I should next like to present to the Tribunal evidence which will demonstrate the principal functions and activities performed by the SA pursuant to the relationship which I have described above and in furtherance of the objectives of the conspiracy. These activities may be logically classified or divided into four distinct phases or aspects, each of which, I might add, corresponds with a particular phase in the progression of the conspiracy toward the objectives alleged in the Indictment.

The first phase consists of the use of the SA and its members as the instrument for the dissemination of ideology and fanaticism of the Nazis throughout Germany. The employment of the SA for this purpose continued throughout the entire period of the conspiracy as will, I am sure, be apparent from the evidence.

The second phase relates to the period prior to the Nazi seizure of power. During this period the SA was a militant and aggressive group of fighters or gangsters whose function was to combat, physically and violently, all opponents of the Party.

The third phase relates to the period of several years following the Nazi seizure of power. During this period the SA participated in various measures designed to consolidate the control of the Nazis, including such Nazi-inspired programs as the dissolution of the trade unions, the persecution of the Church, and the Jewish persecutions to which I have already alluded. During this period they continued to serve as a force of political soldiers whose purpose was physically to combat members of political parties which were considered hostile or opposed to the Nazi Party.

The fourth aspect of the SA activities consisted of its employment as an agency for the building up of an armed force in Germany in violation of the Treaty of Versailles and for the preparation of the youth of Germany—mentally and physically—for the waging of an aggressive war.

I should now like to discuss what I consider the highlights of the evidence relating to these four phases.

The first phase is in connection with the dissemination of ideology.

The first function of the SA consisted of its responsibility to disseminate the doctrines and ideologies, acceptance of which was necessary for the fulfilment of the Nazi objectives. From the very start the Nazi leaders emphasized the importance of this mission.
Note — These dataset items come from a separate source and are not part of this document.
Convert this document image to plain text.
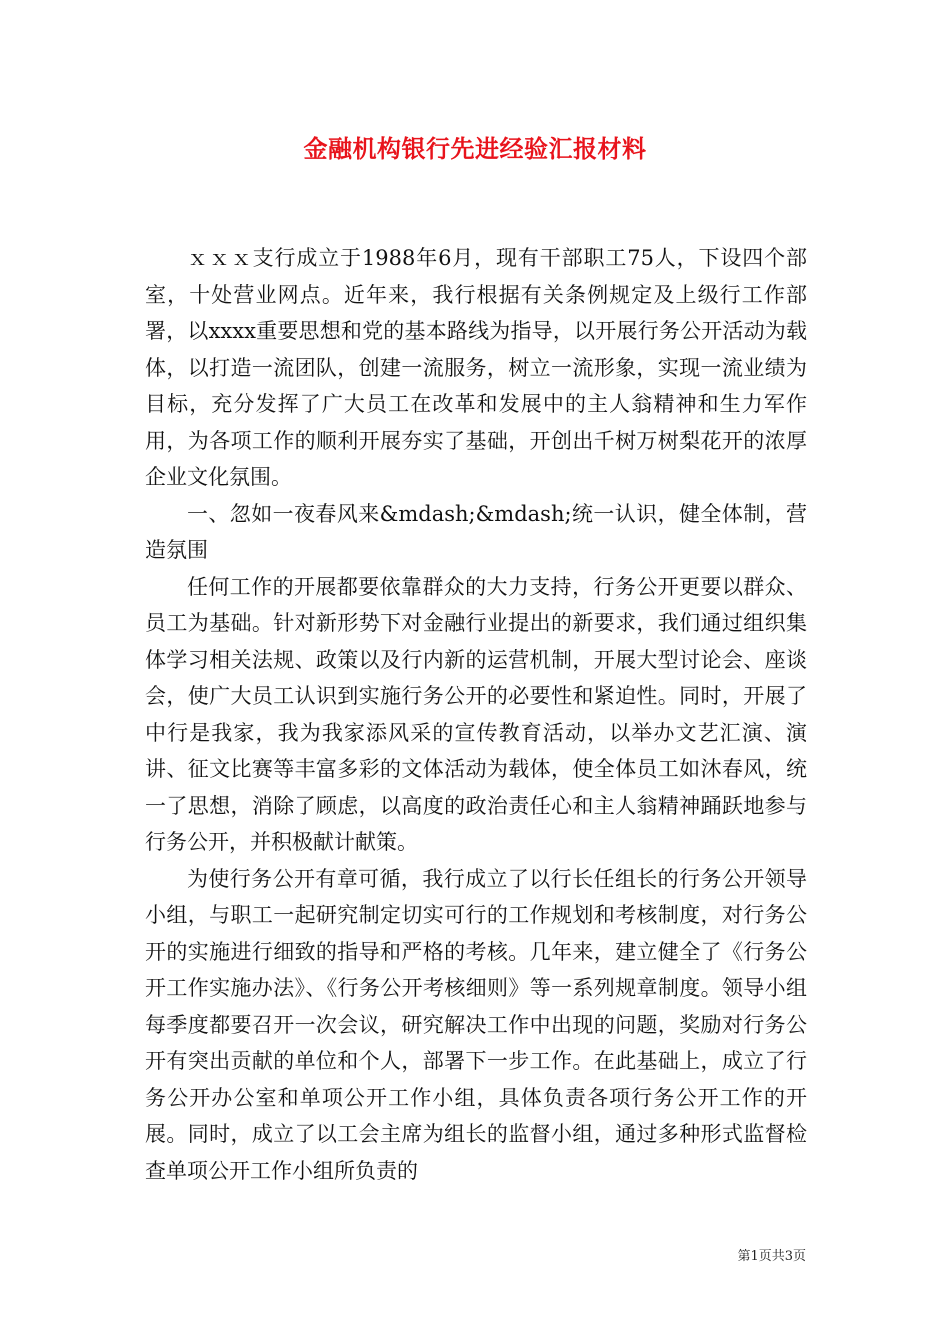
金融机构银行先进经验汇报材料

ｘｘｘ支行成立于1988年6月，现有干部职工75人，下设四个部室，十处营业网点。近年来，我行根据有关条例规定及上级行工作部署，以xxxx重要思想和党的基本路线为指导，以开展行务公开活动为载体，以打造一流团队，创建一流服务，树立一流形象，实现一流业绩为目标，充分发挥了广大员工在改革和发展中的主人翁精神和生力军作用，为各项工作的顺利开展夯实了基础，开创出千树万树梨花开的浓厚企业文化氛围。

一、忽如一夜春风来&mdash;&mdash;统一认识，健全体制，营造氛围

任何工作的开展都要依靠群众的大力支持，行务公开更要以群众、员工为基础。针对新形势下对金融行业提出的新要求，我们通过组织集体学习相关法规、政策以及行内新的运营机制，开展大型讨论会、座谈会，使广大员工认识到实施行务公开的必要性和紧迫性。同时，开展了中行是我家，我为我家添风采的宣传教育活动，以举办文艺汇演、演讲、征文比赛等丰富多彩的文体活动为载体，使全体员工如沐春风，统一了思想，消除了顾虑，以高度的政治责任心和主人翁精神踊跃地参与行务公开，并积极献计献策。

为使行务公开有章可循，我行成立了以行长任组长的行务公开领导小组，与职工一起研究制定切实可行的工作规划和考核制度，对行务公开的实施进行细致的指导和严格的考核。几年来，建立健全了《行务公开工作实施办法》、《行务公开考核细则》等一系列规章制度。领导小组每季度都要召开一次会议，研究解决工作中出现的问题，奖励对行务公开有突出贡献的单位和个人，部署下一步工作。在此基础上，成立了行务公开办公室和单项公开工作小组，具体负责各项行务公开工作的开展。同时，成立了以工会主席为组长的监督小组，通过多种形式监督检查单项公开工作小组所负责的

第1页共3页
During the course of the conspiracy the SA undertook many duties and responsibilities, but one responsibility which remained constant throughout was that of being propagandist of the National Socialist ideology.

I now refer, Your Honors, to the English translation of Document 2760-PS, Exhibit USA-256, which is an excerpt from Mein Kampf, and it is shown at Page 5 of the translation of the document. This is the third paragraph on Page 5 of the document, quoting:

“As the directing idea for the inner training of the Sturmabteilung, the intention was always dominant, aside from all physical education, to teach it to be the unshakeably convinced defender of the National Socialist idea. . . .”

I might add that Hitler’s pronouncement as to the function of the SA in this respect became, in effect, the guiding principle of SA members, for Mein Kampf was taken to express the basic philosophy of the SA.

In Document Number 2354-PS, which is an excerpt from the Organization Book of the Party, on Page 1 of the English translation—it is quoted in the text—I quote Paragraph 1:

“Education and training, according to the doctrines and aims of the Führer as they are set down in Mein Kampf and in the Party program, for all phases of our living and of our National Socialist ideology. . . .”

This same document—the Organization Book of the Party—refers to the SA’s function as the propagandist of the Party.

I believe the next one, if Your Honor pleases, would simply be cumulative of what we have already referred to. I next refer to an article . . .

THE PRESIDENT: Perhaps this would be a convenient time to break off.

COL. STOREY: All right, Sir.

[The Tribunal adjourned until 19 December 1945 at 1000 hours.]